Но тот, отодвинув счеты, сказал:
— Придется трубовоз заказывать.
— А что случилось?
— Труб у нас под колонну сколько завезли? Двести тридцать четыре штуки. А забой? Две тыщи триста тридцать три метра. Мы ж с тобой считали, что коль скоро трубы бывают обычно чуть поболее десяти метров, то нам хватит. Должно хватить. А сейчас мне бурильщик сказал, что четыре трубки оказались бракованными, пришлось их выбросить. Уже наше дело швах, а спустили только половину. Мало ли какие сюрпризы ждут нас в оставшейся партии?
И принялся вызывать диспетчера базы.
Диспетчер откликнулся сразу, но, едва речь зашла о трубовозе, мигом поскучнел, стал объяснять что-то многословно и путано, и Казачков не выдержал:
— Так ведь работа всей бригады под угрозой, не понимаешь, да? Вся скважина!
— Да я понимаю...
— Раз понимаешь — действуй. В объединение мне звонить, что ли? В главк? Или сразу в министерство? — Повесил трубку, усмехнулся. — А что? Могу и в министерство. У меня ж там министр, можно сказать, знакомый. Но это опять директора объединения подведу...

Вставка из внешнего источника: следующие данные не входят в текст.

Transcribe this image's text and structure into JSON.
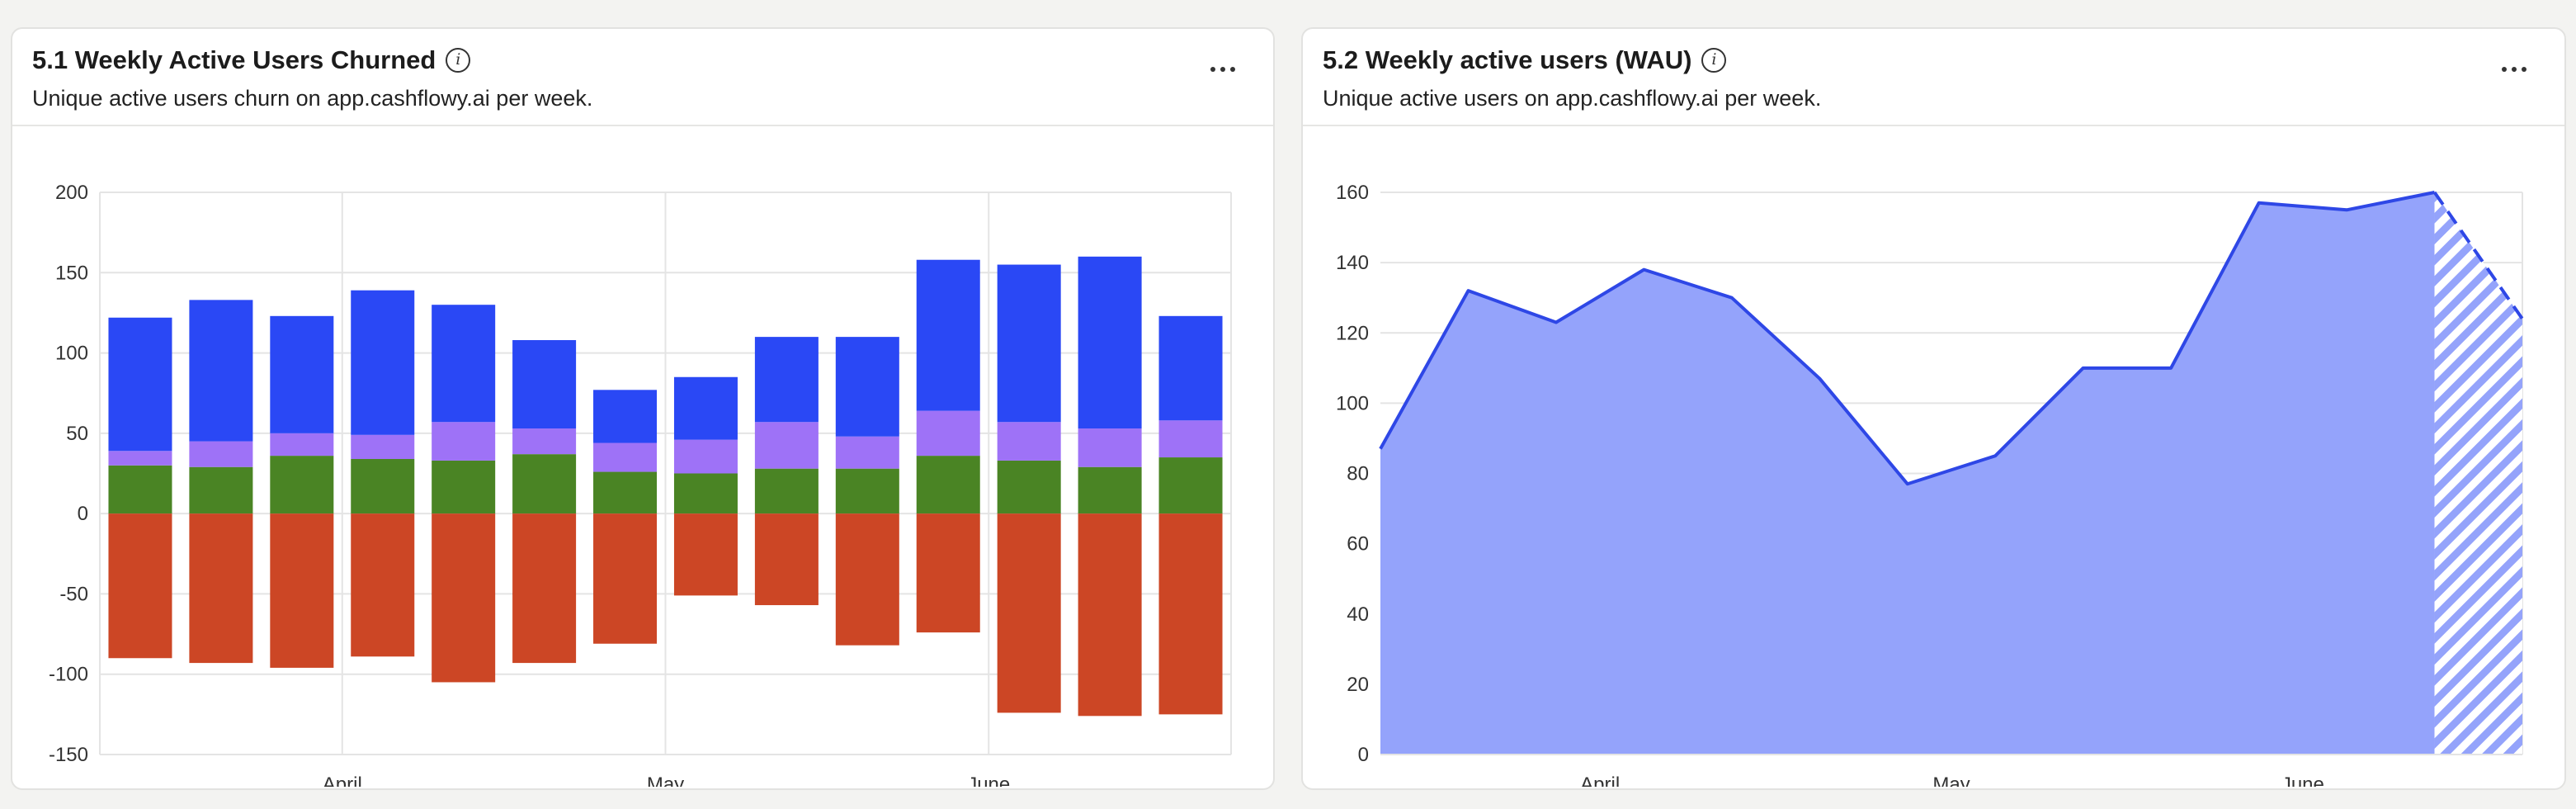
{
  "cards": [
    {
      "title": "5.1 Weekly Active Users Churned",
      "subtitle": "Unique active users churn on app.cashflowy.ai per week."
    },
    {
      "title": "5.2 Weekly active users (WAU)",
      "subtitle": "Unique active users on app.cashflowy.ai per week."
    }
  ],
  "chart_data": [
    {
      "type": "bar",
      "stacked": true,
      "title": "5.1 Weekly Active Users Churned",
      "grid": true,
      "ylim": [
        -150,
        200
      ],
      "yticks": [
        "200",
        "150",
        "100",
        "50",
        "0",
        "-50",
        "-100",
        "-150"
      ],
      "xticks": [
        "April",
        "May",
        "June"
      ],
      "xtick_positions": [
        2.5,
        6.5,
        10.5
      ],
      "series": [
        {
          "color": "#4a8424",
          "values": [
            30,
            29,
            36,
            34,
            33,
            37,
            26,
            25,
            28,
            28,
            36,
            33,
            29,
            35
          ]
        },
        {
          "color": "#9e72f7",
          "values": [
            9,
            16,
            14,
            15,
            24,
            16,
            18,
            21,
            29,
            20,
            28,
            24,
            24,
            23
          ]
        },
        {
          "color": "#2a48f5",
          "values": [
            83,
            88,
            73,
            90,
            73,
            55,
            33,
            39,
            53,
            62,
            94,
            98,
            107,
            65
          ]
        },
        {
          "color": "#cc4625",
          "values": [
            -90,
            -93,
            -96,
            -89,
            -105,
            -93,
            -81,
            -51,
            -57,
            -82,
            -74,
            -124,
            -126,
            -125
          ]
        }
      ]
    },
    {
      "type": "area",
      "title": "5.2 Weekly active users (WAU)",
      "grid": true,
      "ylim": [
        0,
        160
      ],
      "yticks": [
        "160",
        "140",
        "120",
        "100",
        "80",
        "60",
        "40",
        "20",
        "0"
      ],
      "xticks": [
        "April",
        "May",
        "June"
      ],
      "xtick_positions": [
        2.5,
        6.5,
        10.5
      ],
      "x": [
        0,
        1,
        2,
        3,
        4,
        5,
        6,
        7,
        8,
        9,
        10,
        11,
        12,
        13
      ],
      "values": [
        87,
        132,
        123,
        138,
        130,
        107,
        77,
        85,
        110,
        110,
        157,
        155,
        160,
        124
      ],
      "partial_from_index": 12,
      "line_color": "#2e47e6",
      "fill_color": "#94a3fb"
    }
  ]
}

— Как это опять? — поинтересовался я.
— Да так. Был тут на Варь-Егане министр, приезжал в нашу бригаду. Меня, правда, на буровой не было, я в Таганрог ездил в командировку на трубный завод, глядел, как они нам брак гонят со скоростью семьдесят два километра в час, ага... Приехал, значит, министр, а мы в тот год почти сорок пять тысяч набурили... На Варь-Егане это много. Это как самотлорских девяносто тысяч. Точно! Есть даже коэффициент специальный — варьеганский метр приравнивать к самотлорским двум. При подведении итогов соревнования. Кстати, об итогах. За тот год нам хорошее место вывели, ну а там из положения следует: деньгами — пять тысяч на бригаду, машину УАЗ и еще культбудку таллинского производства. Я и спрашиваю в управлении: где наш УАЗ? где культбудка? Говорят: послали бумаги в объединение. Я в объединение. Говорят: послали в главк. В общем, послали подалее... Но это так, к слову. Метры и впрямь здесь иные, нежели на Самотлоре. Видите, конструкция скважины какая?
— Кондуктор, промежуточная колонна... — сказал я, поглядев на геолого-технический наряд.
— Ага, промежуточная! Нам же сеноман перекрывать надо.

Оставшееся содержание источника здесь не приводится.